Inside, the place buzzed with the sound of trays clattering, chairs scraping, and coffee machines working overtime. We found a small table by the window and dumped our bags.
As Mira pulled out her sandwich, I stared at my phone screen. In my notepad–where I usually write things that felt “off” during the day, like mismatched socks on strangers or street lights flickering out–the last thing I typed was the blood on the bus.
“Where’s your mind at? Theo?” Mira asked, mid-bite.
I hesitated, putting my phone aside. “No. It’s something I saw on the bus this morning.”
Her chewing slowed.
I leaned in slightly, lowering my voice to a whisper. “There was a red smear on the wall reaching to the window. It looked like… blood.”
She blinked at me. “Are you sure it wasn’t rust, or like, old gum or something gross?”
“It wasn’t rust. I’m sure. Haven’t you noticed anything when you took it today?”
“I was on my phone. I nearly missed the campus stop. Daniel wants us to go back together.”
“You’re texting him again?”
“I just pulled my heart out for the last time, then I blocked him. I swear. You don’t have to worry.”
“You’re the type to get her head swayed easily. And you’re not in a situation to repeat a year again, Mira.”
“Anyway.” She waved the matter off. “Didn’t anyone say anything about that smear thing?”

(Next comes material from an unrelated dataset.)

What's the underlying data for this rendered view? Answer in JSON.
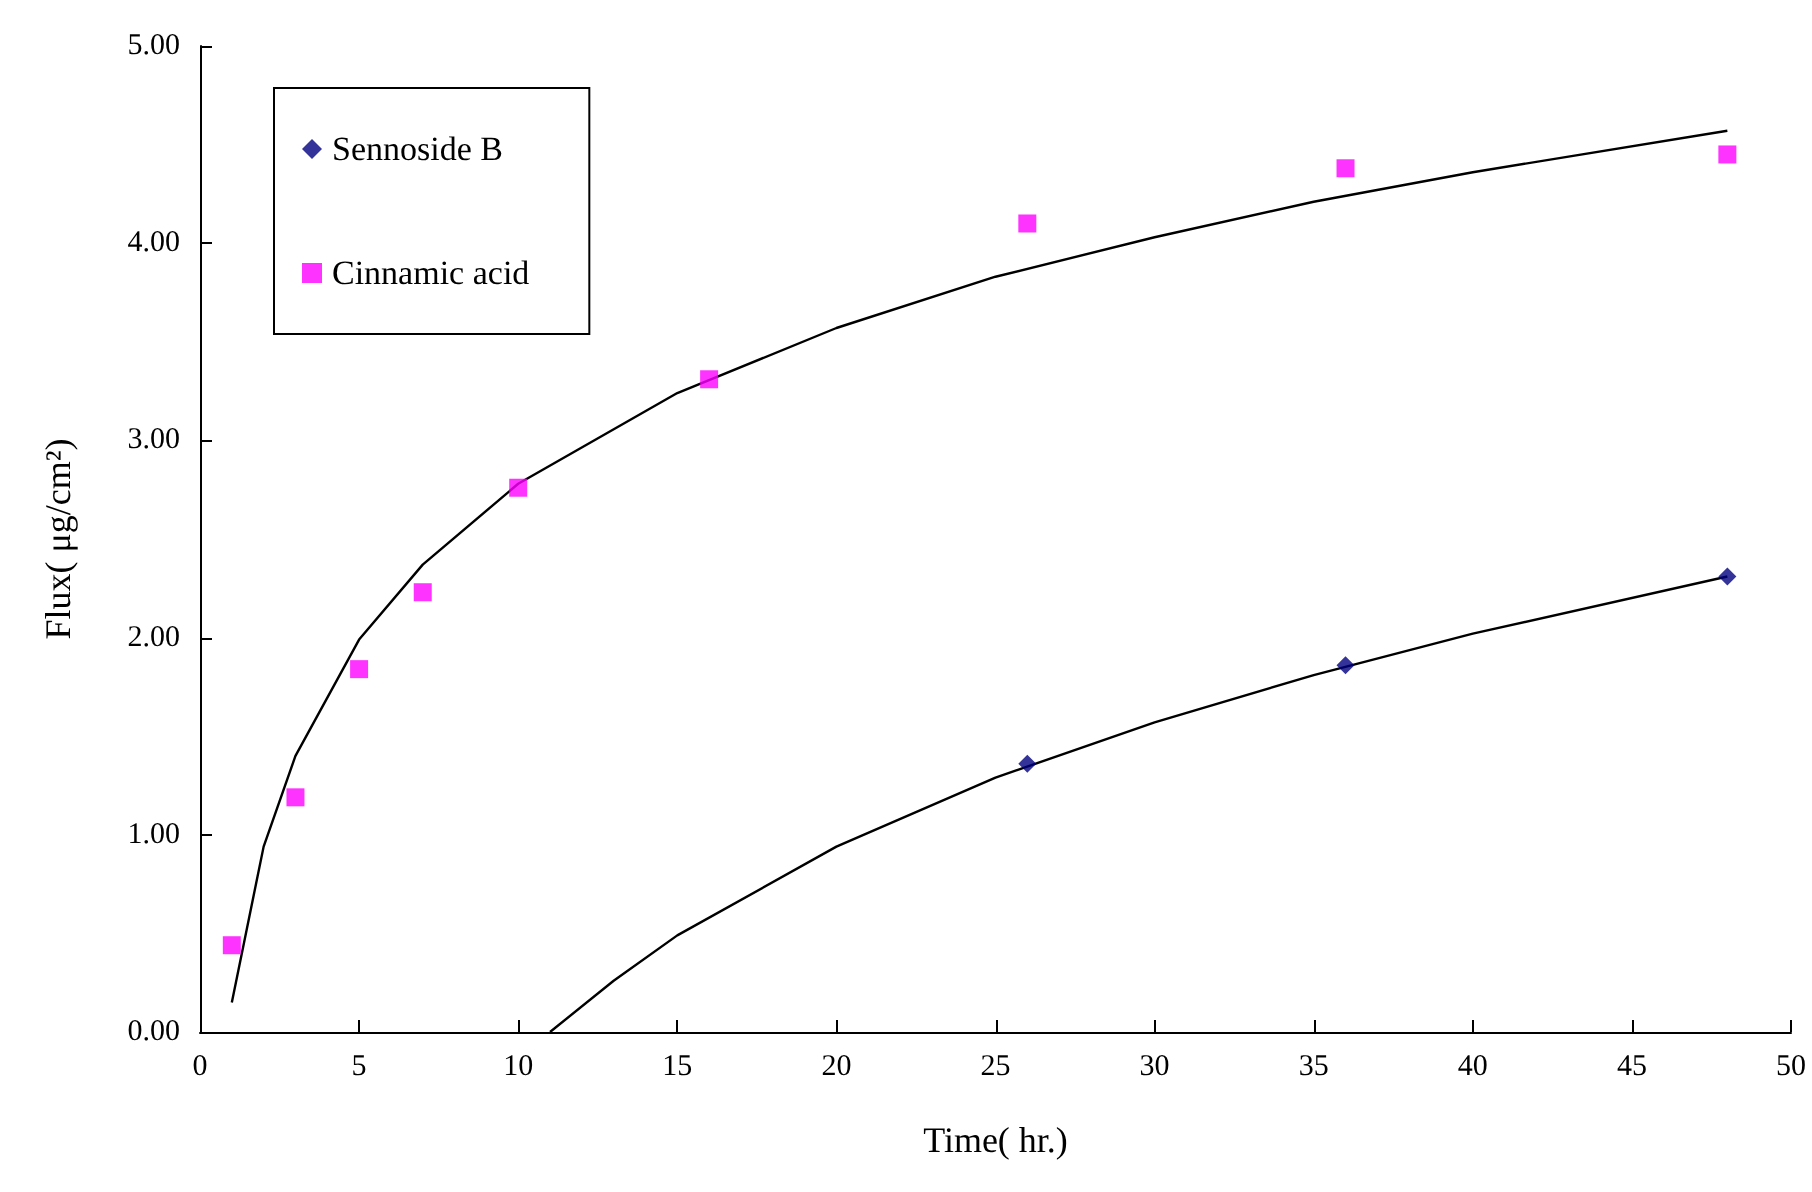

“I didn’t have time to check. I saw it right as I was about to get off.”
She sighed and leaned back in her chair. “Iris… not again.”
“What?”
“You do this all the time. You get in your own head, start seeing shadows where there aren’t any.”
I narrowed my eyes.
“Last year, you thought that guy from the bookstore was following you. You even called me crying. Turned out he was just trying to return your ID card.”
“Okay, that was one time.”
“What about the girl in the library who you were convinced stole your phone?”

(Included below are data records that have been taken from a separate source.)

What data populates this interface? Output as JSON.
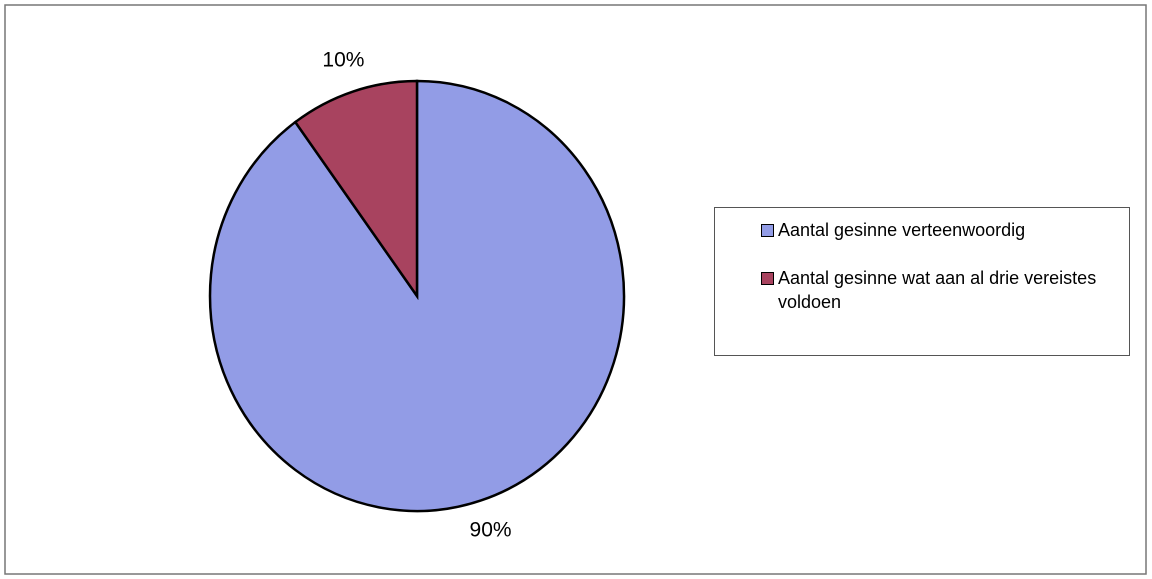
{
  "chart_data": {
    "type": "pie",
    "categories": [
      "Aantal gesinne verteenwoordig",
      "Aantal gesinne wat aan al drie vereistes voldoen"
    ],
    "values": [
      90,
      10
    ],
    "value_labels": [
      "90%",
      "10%"
    ],
    "colors": [
      "#929ce6",
      "#a8435f"
    ],
    "legend": "right"
  }
}
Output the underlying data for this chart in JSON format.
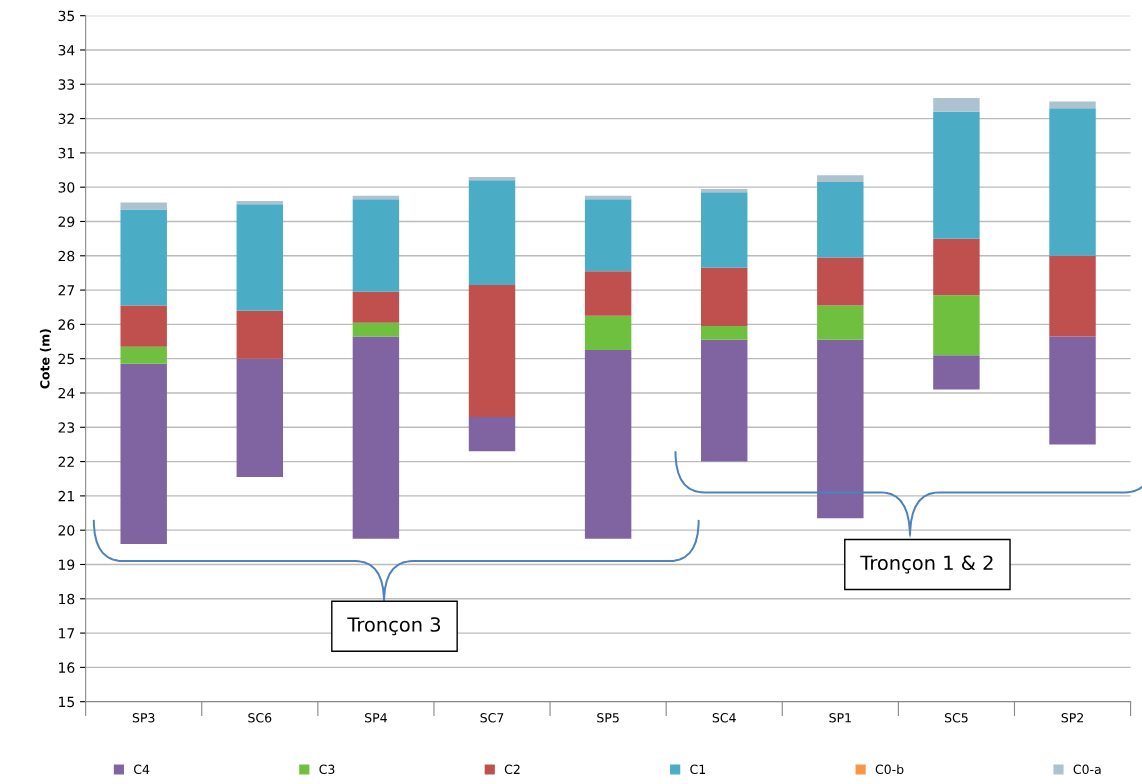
{
  "chart_data": {
    "type": "bar",
    "ylabel": "Cote (m)",
    "categories": [
      "SP3",
      "SC6",
      "SP4",
      "SC7",
      "SP5",
      "SC4",
      "SP1",
      "SC5",
      "SP2"
    ],
    "series": [
      {
        "name": "C4",
        "color": "#8064a2",
        "base": [
          19.6,
          21.55,
          19.75,
          22.3,
          19.75,
          22.0,
          20.35,
          24.1,
          22.5
        ],
        "values": [
          5.25,
          3.45,
          5.9,
          1.0,
          5.5,
          3.55,
          5.2,
          1.0,
          3.15
        ]
      },
      {
        "name": "C3",
        "color": "#6fc03f",
        "base": [
          24.85,
          null,
          25.65,
          null,
          25.25,
          25.55,
          25.55,
          25.1,
          null
        ],
        "values": [
          0.5,
          null,
          0.4,
          null,
          1.0,
          0.4,
          1.0,
          1.75,
          null
        ]
      },
      {
        "name": "C2",
        "color": "#c0504d",
        "base": [
          25.35,
          25.0,
          26.05,
          23.3,
          26.25,
          25.95,
          26.55,
          26.85,
          25.65
        ],
        "values": [
          1.2,
          1.4,
          0.9,
          3.85,
          1.3,
          1.7,
          1.4,
          1.65,
          2.35
        ]
      },
      {
        "name": "C1",
        "color": "#4bacc6",
        "base": [
          26.55,
          26.4,
          26.95,
          27.15,
          27.55,
          27.65,
          27.95,
          28.5,
          28.0
        ],
        "values": [
          2.8,
          3.1,
          2.7,
          3.05,
          2.1,
          2.2,
          2.2,
          3.7,
          4.3
        ]
      },
      {
        "name": "C0-b",
        "color": "#f79646",
        "values": [
          null,
          null,
          null,
          null,
          null,
          null,
          null,
          null,
          null
        ]
      },
      {
        "name": "C0-a",
        "color": "#acc3cf",
        "base": [
          29.35,
          29.5,
          29.65,
          30.2,
          29.65,
          29.85,
          30.15,
          32.2,
          32.3
        ],
        "values": [
          0.2,
          0.1,
          0.1,
          0.1,
          0.1,
          0.1,
          0.2,
          0.4,
          0.2
        ]
      }
    ],
    "ylim": [
      15,
      35
    ],
    "yticks": [
      15,
      16,
      17,
      18,
      19,
      20,
      21,
      22,
      23,
      24,
      25,
      26,
      27,
      28,
      29,
      30,
      31,
      32,
      33,
      34,
      35
    ],
    "grid": "y",
    "legend": "bottom",
    "annotations": [
      "Tronçon 3",
      "Tronçon 1 & 2"
    ]
  }
}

“She did take it! She said it was hers and didn’t even apologize when I proved her wrong.”
Mira sighed. “You got… a vivid imagination. That’s all I’m saying.”
“It’s not just imagination. Something felt wrong this morning. I don’t know what exactly I saw, but it wasn’t normal.”

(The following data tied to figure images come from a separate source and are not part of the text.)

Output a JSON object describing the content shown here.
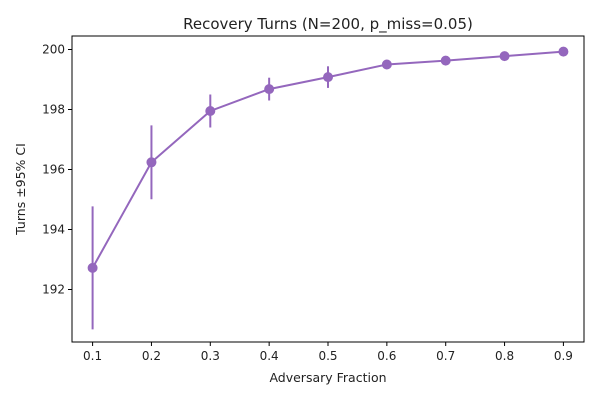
{
  "chart_data": {
    "type": "line",
    "title": "Recovery Turns (N=200, p_miss=0.05)",
    "xlabel": "Adversary Fraction",
    "ylabel": "Turns ±95% CI",
    "xlim": [
      0.065,
      0.935
    ],
    "ylim": [
      190.25,
      200.45
    ],
    "x_ticks": [
      0.1,
      0.2,
      0.3,
      0.4,
      0.5,
      0.6,
      0.7,
      0.8,
      0.9
    ],
    "y_ticks": [
      192,
      194,
      196,
      198,
      200
    ],
    "x_tick_labels": [
      "0.1",
      "0.2",
      "0.3",
      "0.4",
      "0.5",
      "0.6",
      "0.7",
      "0.8",
      "0.9"
    ],
    "y_tick_labels": [
      "192",
      "194",
      "196",
      "198",
      "200"
    ],
    "grid": false,
    "legend": "none",
    "series": [
      {
        "color": "#9467bd",
        "x": [
          0.1,
          0.2,
          0.3,
          0.4,
          0.5,
          0.6,
          0.7,
          0.8,
          0.9
        ],
        "y": [
          192.72,
          196.24,
          197.95,
          198.68,
          199.08,
          199.5,
          199.63,
          199.78,
          199.93
        ],
        "ci": [
          2.05,
          1.23,
          0.55,
          0.38,
          0.36,
          0.13,
          0.08,
          0.07,
          0.05
        ]
      }
    ]
  }
}
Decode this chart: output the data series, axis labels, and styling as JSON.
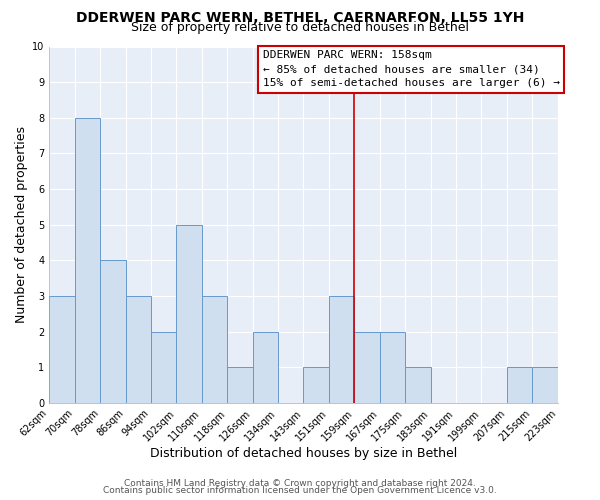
{
  "title": "DDERWEN PARC WERN, BETHEL, CAERNARFON, LL55 1YH",
  "subtitle": "Size of property relative to detached houses in Bethel",
  "xlabel": "Distribution of detached houses by size in Bethel",
  "ylabel": "Number of detached properties",
  "bar_labels": [
    "62sqm",
    "70sqm",
    "78sqm",
    "86sqm",
    "94sqm",
    "102sqm",
    "110sqm",
    "118sqm",
    "126sqm",
    "134sqm",
    "143sqm",
    "151sqm",
    "159sqm",
    "167sqm",
    "175sqm",
    "183sqm",
    "191sqm",
    "199sqm",
    "207sqm",
    "215sqm",
    "223sqm"
  ],
  "bar_values": [
    3,
    8,
    4,
    3,
    2,
    5,
    3,
    1,
    2,
    0,
    1,
    3,
    2,
    2,
    1,
    0,
    0,
    0,
    1,
    1
  ],
  "bar_color": "#cfdff0",
  "bar_edge_color": "#6699cc",
  "vline_color": "#cc0000",
  "annotation_title": "DDERWEN PARC WERN: 158sqm",
  "annotation_line1": "← 85% of detached houses are smaller (34)",
  "annotation_line2": "15% of semi-detached houses are larger (6) →",
  "ylim": [
    0,
    10
  ],
  "yticks": [
    0,
    1,
    2,
    3,
    4,
    5,
    6,
    7,
    8,
    9,
    10
  ],
  "footer1": "Contains HM Land Registry data © Crown copyright and database right 2024.",
  "footer2": "Contains public sector information licensed under the Open Government Licence v3.0.",
  "bg_color": "#ffffff",
  "plot_bg_color": "#e8eef8",
  "grid_color": "#ffffff",
  "title_fontsize": 10,
  "subtitle_fontsize": 9,
  "axis_label_fontsize": 9,
  "tick_fontsize": 7,
  "footer_fontsize": 6.5,
  "annotation_fontsize": 8
}
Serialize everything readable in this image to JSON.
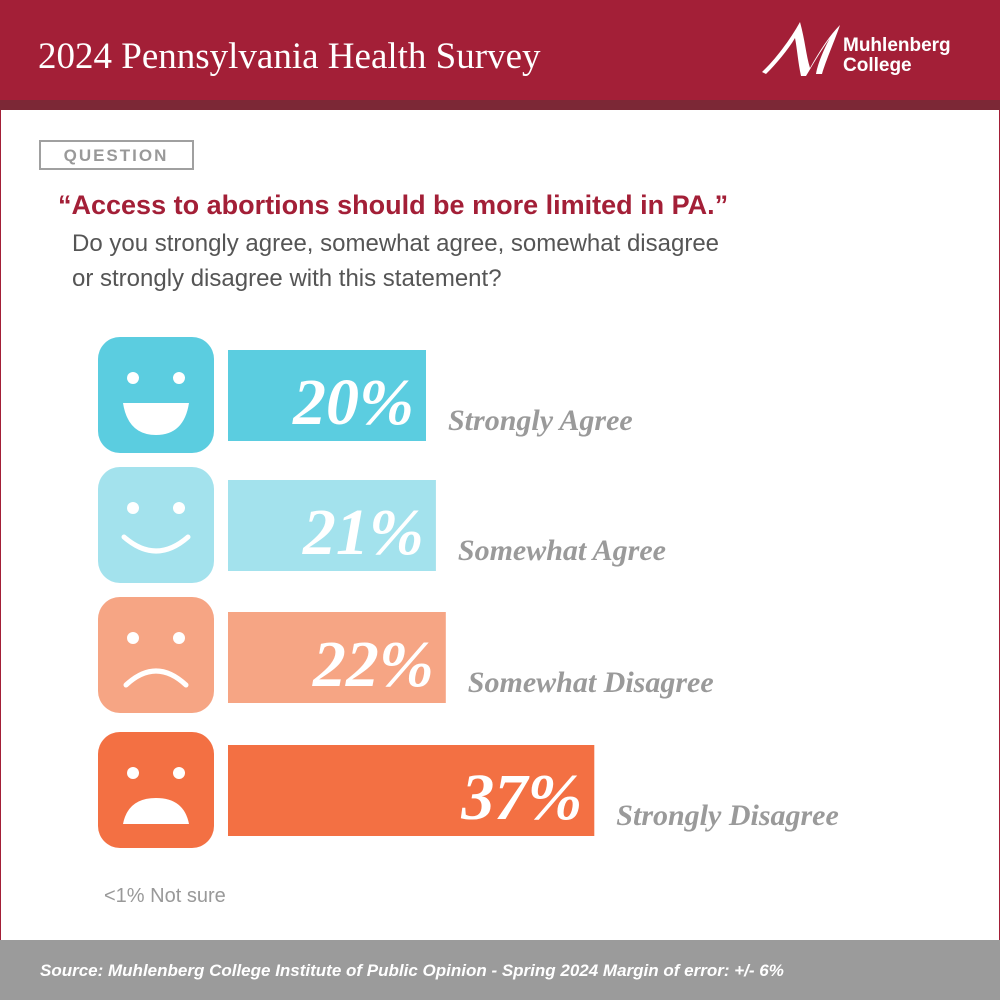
{
  "header": {
    "title": "2024 Pennsylvania Health Survey",
    "logo_lines": [
      "Muhlenberg",
      "College"
    ]
  },
  "question": {
    "label": "QUESTION",
    "quote": "“Access to abortions should be more limited in PA.”",
    "text_lines": [
      "Do you strongly agree, somewhat agree, somewhat disagree",
      "or strongly disagree with this statement?"
    ]
  },
  "chart_data": {
    "type": "bar",
    "categories": [
      "Strongly Agree",
      "Somewhat Agree",
      "Somewhat Disagree",
      "Strongly Disagree"
    ],
    "values": [
      20,
      21,
      22,
      37
    ],
    "value_labels": [
      "20%",
      "21%",
      "22%",
      "37%"
    ],
    "colors": [
      "#5bcde0",
      "#a3e2ed",
      "#f6a584",
      "#f37043"
    ]
  },
  "note": "<1% Not sure",
  "source": "Source: Muhlenberg College Institute of Public Opinion - Spring 2024 Margin of error: +/- 6%"
}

“In my opinion, you’re being paranoid. You must be under stress. Exams, your parents splitting up, and your sis—” She cut herself off, not wanting to even finish the word.
“I ignored my gut once. I won’t do it again.”
Mira didn’t say anything, just nodded and returned to her sandwich. I sat there, my phone in my hand, and the image of blood smeared across the wall of the bus refusing to leave my mind.